Mayor Barton Alderman said the council would like to have a first reading of the finished ordinance before the referendum is voted on, so that if the referendum passes the council can have a vote immediately following the vote.
The council addressed size and sales requirements for restaurants that would be allowed to sell liquor if a resolution allowing liquor sales is passed.

Restaurants will be required to have a minimum of 50 percent sales of food and non-alcoholic beverages.
If a restaurant does not have at least 50 percent in food sales for two consecutive reporting periods, or two reporting periods in 12 months the license to sell liquor can be revoked after a hearing by the city council.

The Statesboro ordinance, which the Springfield council is using to model its ordinance, requires that there must be “permanent seating capacity at tables, not county bar stools of at least 25 persons.”

Councilman Charles Hinely said they want to avoid a small place.

“You get to a point when you have a small size that you can’t make money anyway,” Councilman Dennis Webb said.

Webb said he’s been in some small restaurants that are very small, upscale in old houses that serve alcohol.
Councilman Jeff Ambrose said he felt the 50-50 sales requirements would regulate the size.

“You’ve got to have a commercial kitchen,” Ambrose said.

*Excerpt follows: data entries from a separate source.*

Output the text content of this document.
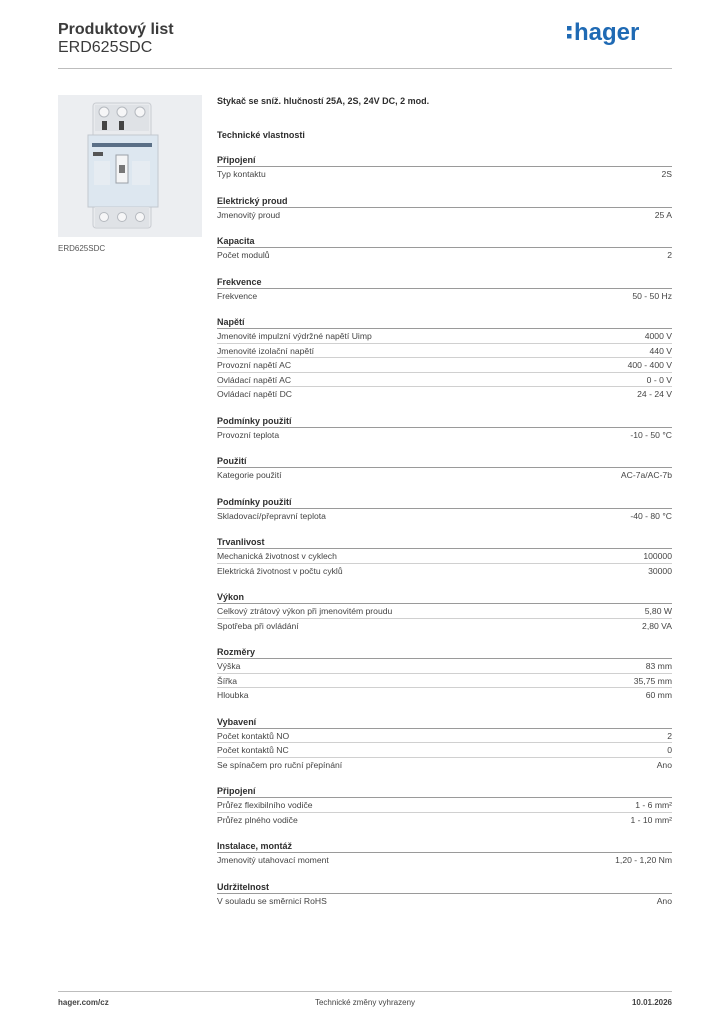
Produktový list
ERD625SDC
hager
ERD625SDC
Stykač se sníž. hlučností 25A, 2S, 24V DC, 2 mod.
Technické vlastnosti
Připojení
Typ kontaktu	2S
Elektrický proud
Jmenovitý proud	25 A
Kapacita
Počet modulů	2
Frekvence
Frekvence	50 - 50 Hz
Napětí
Jmenovité impulzní výdržné napětí Uimp	4000 V
Jmenovité izolační napětí	440 V
Provozní napětí AC	400 - 400 V
Ovládací napětí AC	0 - 0 V
Ovládací napětí DC	24 - 24 V
Podmínky použití
Provozní teplota	-10 - 50 °C
Použití
Kategorie použití	AC-7a/AC-7b
Podmínky použití
Skladovací/přepravní teplota	-40 - 80 °C
Trvanlivost
Mechanická životnost v cyklech	100000
Elektrická životnost v počtu cyklů	30000
Výkon
Celkový ztrátový výkon při jmenovitém proudu	5,80 W
Spotřeba při ovládání	2,80 VA
Rozměry
Výška	83 mm
Šířka	35,75 mm
Hloubka	60 mm
Vybavení
Počet kontaktů NO	2
Počet kontaktů NC	0
Se spínačem pro ruční přepínání	Ano
Připojení
Průřez flexibilního vodiče	1 - 6 mm²
Průřez plného vodiče	1 - 10 mm²
Instalace, montáž
Jmenovitý utahovací moment	1,20 - 1,20 Nm
Udržitelnost
V souladu se směrnicí RoHS	Ano
hager.com/cz	Technické změny vyhrazeny	10.01.2026
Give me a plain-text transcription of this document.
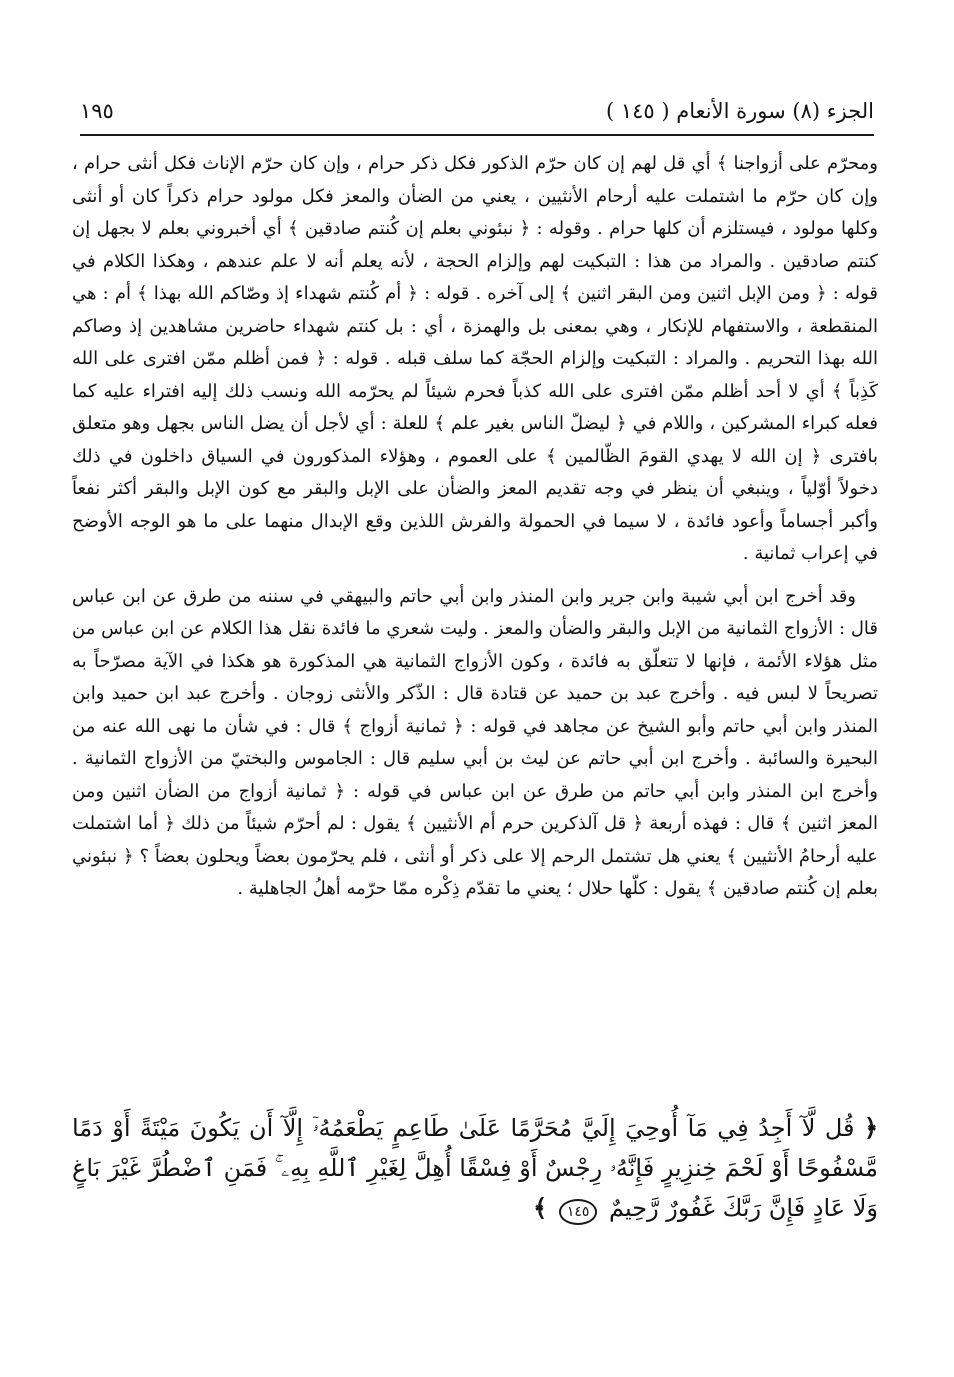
الجزء (٨) سورة الأنعام ( ١٤٥ )
١٩٥

ومحرّم على أزواجنا ﴾ أي قل لهم إن كان حرّم الذكور فكل ذكر حرام ، وإن كان حرّم الإناث فكل أنثى حرام ، وإن كان حرّم ما اشتملت عليه أرحام الأنثيين ، يعني من الضأن والمعز فكل مولود حرام ذكراً كان أو أنثى وكلها مولود ، فيستلزم أن كلها حرام . وقوله : ﴿ نبئوني بعلم إن كُنتم صادقين ﴾ أي أخبروني بعلم لا بجهل إن كنتم صادقين . والمراد من هذا : التبكيت لهم وإلزام الحجة ، لأنه يعلم أنه لا علم عندهم ، وهكذا الكلام في قوله : ﴿ ومن الإبل اثنين ومن البقر اثنين ﴾ إلى آخره . قوله : ﴿ أم كُنتم شهداء إذ وصّاكم الله بهذا ﴾ أم : هي المنقطعة ، والاستفهام للإنكار ، وهي بمعنى بل والهمزة ، أي : بل كنتم شهداء حاضرين مشاهدين إذ وصاكم الله بهذا التحريم . والمراد : التبكيت وإلزام الحجّة كما سلف قبله . قوله : ﴿ فمن أظلم ممّن افترى على الله كَذِباً ﴾ أي لا أحد أظلم ممّن افترى على الله كذباً فحرم شيئاً لم يحرّمه الله ونسب ذلك إليه افتراء عليه كما فعله كبراء المشركين ، واللام في ﴿ ليضلّ الناس بغير علم ﴾ للعلة : أي لأجل أن يضل الناس بجهل وهو متعلق بافترى ﴿ إن الله لا يهدي القومَ الظّالمين ﴾ على العموم ، وهؤلاء المذكورون في السياق داخلون في ذلك دخولاً أوّلياً ، وينبغي أن ينظر في وجه تقديم المعز والضأن على الإبل والبقر مع كون الإبل والبقر أكثر نفعاً وأكبر أجساماً وأعود فائدة ، لا سيما في الحمولة والفرش اللذين وقع الإبدال منهما على ما هو الوجه الأوضح في إعراب ثمانية .

وقد أخرج ابن أبي شيبة وابن جرير وابن المنذر وابن أبي حاتم والبيهقي في سننه من طرق عن ابن عباس قال : الأزواج الثمانية من الإبل والبقر والضأن والمعز . وليت شعري ما فائدة نقل هذا الكلام عن ابن عباس من مثل هؤلاء الأئمة ، فإنها لا تتعلّق به فائدة ، وكون الأزواج الثمانية هي المذكورة هو هكذا في الآية مصرّحاً به تصريحاً لا لبس فيه . وأخرج عبد بن حميد عن قتادة قال : الذّكر والأنثى زوجان . وأخرج عبد ابن حميد وابن المنذر وابن أبي حاتم وأبو الشيخ عن مجاهد في قوله : ﴿ ثمانية أزواج ﴾ قال : في شأن ما نهى الله عنه من البحيرة والسائبة . وأخرج ابن أبي حاتم عن ليث بن أبي سليم قال : الجاموس والبختيّ من الأزواج الثمانية . وأخرج ابن المنذر وابن أبي حاتم من طرق عن ابن عباس في قوله : ﴿ ثمانية أزواج من الضأن اثنين ومن المعز اثنين ﴾ قال : فهذه أربعة ﴿ قل آلذكرين حرم أم الأنثيين ﴾ يقول : لم أحرّم شيئاً من ذلك ﴿ أما اشتملت عليه أرحامُ الأنثيين ﴾ يعني هل تشتمل الرحم إلا على ذكر أو أنثى ، فلم يحرّمون بعضاً ويحلون بعضاً ؟ ﴿ نبئوني بعلم إن كُنتم صادقين ﴾ يقول : كلّها حلال ؛ يعني ما تقدّم ذِكْره ممّا حرّمه أهلُ الجاهلية .

﴿ قُل لَّآ أَجِدُ فِي مَآ أُوحِيَ إِلَيَّ مُحَرَّمًا عَلَىٰ طَاعِمٍ يَطْعَمُهُۥٓ إِلَّآ أَن يَكُونَ مَيْتَةً أَوْ دَمًا مَّسْفُوحًا أَوْ لَحْمَ خِنزِيرٍ فَإِنَّهُۥ رِجْسٌ أَوْ فِسْقًا أُهِلَّ لِغَيْرِ ٱللَّهِ بِهِۦ ۚ فَمَنِ ٱضْطُرَّ غَيْرَ بَاغٍ وَلَا عَادٍ فَإِنَّ رَبَّكَ غَفُورٌ رَّحِيمٌ ١٤٥ ﴾
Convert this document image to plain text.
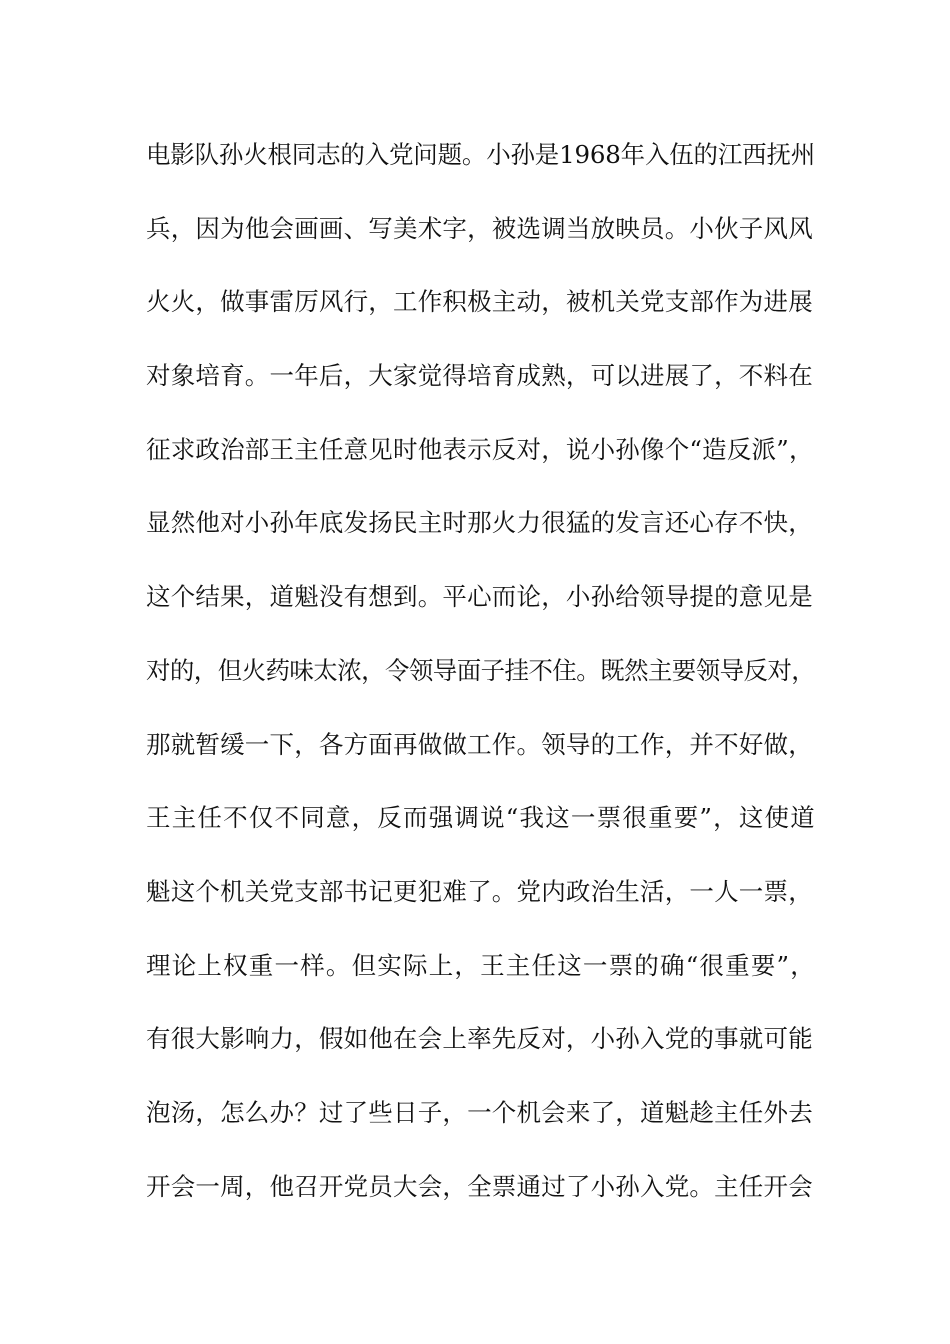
电影队孙火根同志的入党问题。小孙是1968年入伍的江西抚州
兵，因为他会画画、写美术字，被选调当放映员。小伙子风风
火火，做事雷厉风行，工作积极主动，被机关党支部作为进展
对象培育。一年后，大家觉得培育成熟，可以进展了，不料在
征求政治部王主任意见时他表示反对，说小孙像个“造反派”，
显然他对小孙年底发扬民主时那火力很猛的发言还心存不快，
这个结果，道魁没有想到。平心而论，小孙给领导提的意见是
对的，但火药味太浓，令领导面子挂不住。既然主要领导反对，
那就暂缓一下，各方面再做做工作。领导的工作，并不好做，
王主任不仅不同意，反而强调说“我这一票很重要”，这使道
魁这个机关党支部书记更犯难了。党内政治生活，一人一票，
理论上权重一样。但实际上，王主任这一票的确“很重要”，
有很大影响力，假如他在会上率先反对，小孙入党的事就可能
泡汤，怎么办？过了些日子，一个机会来了，道魁趁主任外去
开会一周，他召开党员大会，全票通过了小孙入党。主任开会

He asked if someone would go through the expense to serve a very small number of people at a time.

The council took the seating requirement out of the ordinance.

The occupancy requirements of a restaurant would deal with codes, the council asked to have research done on state codes in order to check the section of the ordinance.

Hinely said the number of seats should determine the occupancy load.

“We don’t want to make this thing so tight they don’t want to apply,” Hinely said. “If you get licensed by the seat, to me that ought to mean your capacity is that number.”

Ambrose said occupancy would have to be slightly higher than the number of seats in the restaurant.

“You’ve got people standing at the bar, or waiting for a table to become vacant,” Ambrose said.

In the event that a restaurant exceeded the maximum occupancy load, the police chief would be authorized, if requests to reduce the number of people on the premises were denied, to temporarily close the premises.

The council would then hold a hearing concerning the violation.

The council discussed limiting the number of drinks served at a time.

“Somewhere down the line we’re going to have to limit the number of drinks to two,” Hinely said.

Councilman Kenny Usher asked if the number of drinks allowed to be served at a time is addressed in the proposed ordinance.

Hinely asked if there is currently a regulation limiting the number of drinks that can be sold to any customer to two.
Webb said the regulation would not limit the number of drinks sold to a person, but the number of drinks they that would be served at one time.

“You can have two for one, where they can bring you two beers at a time,” Webb said. “If I’m guessing right what this will stop is where they line up shot glasses, and you can chug down as many as you want, that’s what it’s there to stop.”

Hinely asked if the council was trying to limit the number of drinks someone could have with dinner at a restaurant to two.

Webb said if someone went to a restaurant that person could order two drinks at one time, and when the person finished the drinks that person could order two more.

Hinely said if a person ordered two drinks they couldn’t order more.

“We’ve got to decide how many drinks we’re going to let that customer have with that meal,” Hinely said.

Paquet said there is nothing in the ordinance that requires a person to order a meal in order to be served a drink.
Hinely said it didn’t matter to him how many drinks a person had, but he feels the council should limit the number of drinks sold when a person patrons a restaurant.

Usher said the restaurants will not be allowed to sale to someone who is intoxicated.

The current beer and wine ordinance in Springfield requires all establishments that sell alcohol keep “a device similar to the intoximeters” used by the police department for use by any patron who voluntarily chooses.

Alderman said an establishment can’t require a customer to use it, but if the customer wants to use it to prove he or she is not intoxicated they can chose to do so.